We compare the decomposition our algorithm finds with the decomposition the SGI Power Fortran Accelerator (version 4.0.5) parallelizing compiler used. We also compare our results with other possible decompositions. We ran our programs on an 8-cluster DASH multiprocessor, with 28MB of main memory per cluster.
We looked at the heat conduction phase of the application SIMPLE, a two-dimensional Lagrangian hydrodynamics code from Lawrence Livermore National Lab. The heat conduction routine conduct is 165 lines long and has about 20 loop nests. Within this routine is a set of loops that performs an ADI integration where the parallelism is first across the rows of the arrays and then across the columns of the arrays. In all cases, we used a blocked distribution scheme.

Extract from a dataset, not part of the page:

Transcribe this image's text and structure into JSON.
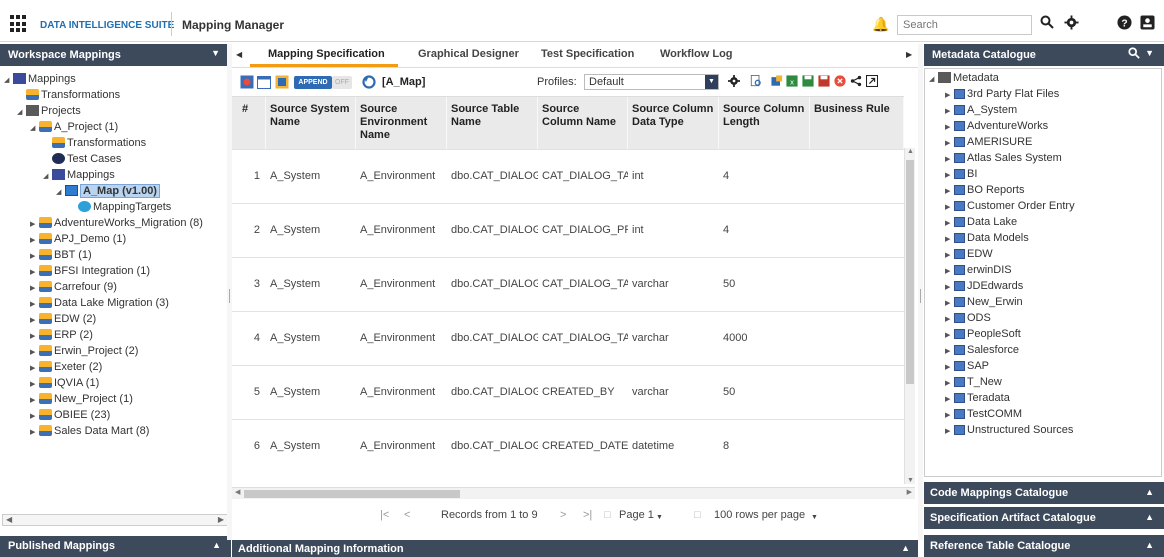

Figure 7 shows the speedups (over the best sequential version) of four different decompositions of this routine, for a problem size of 1K 1K using double precision.
Figure 7: Speedup over sequential execution time for conduct. The problem size is 1K 1K, double precision.
The total amount of data used by this routine is on the order of 128MB. When the amount of memory needed by a cluster exceeds the memory available on that cluster, the DASH operating system allocates the memory on the next available cluster. Thus when executing on four or fewer clusters, the data used in the application may actually be allocated to another cluster.
The first curve labeled no optimization shows the results of the SGI Power Fortran compiler. We allowed the DASH operating system to allocate the pages to the first cluster that accessed the data. Since Fortran arrays are allocated column major, this resulted in blocks of columns being allocated to the clusters. When the only available parallelism is by row, the processors perform remote reads and writes. The second curve labeled static shows the performance if a single data decomposition is used for each array. In this case blocks of rows were made contiguous in the shared address space. This represents the best possible static decomposition if only forall parallelism is exploited. The third curve labeled dynamic, no pipelining reallocates the data when the dimension of the parallelism changes. However, in this case the program incurs the cost of reorganization communication when the data is reallocated. This curve represents the best possible overall decomposition with only forall parallelism. The fourth curve labeled dynamic and pipelining shows the results of allocating blocks of rows contiguously and using explicit synchronization between processors when the parallelism is by column. In this version the processors only synchronize between blocks of columns (we used a block size of 4). This is the decomposition our compiler finds when considering both pipeline and reorganization communication.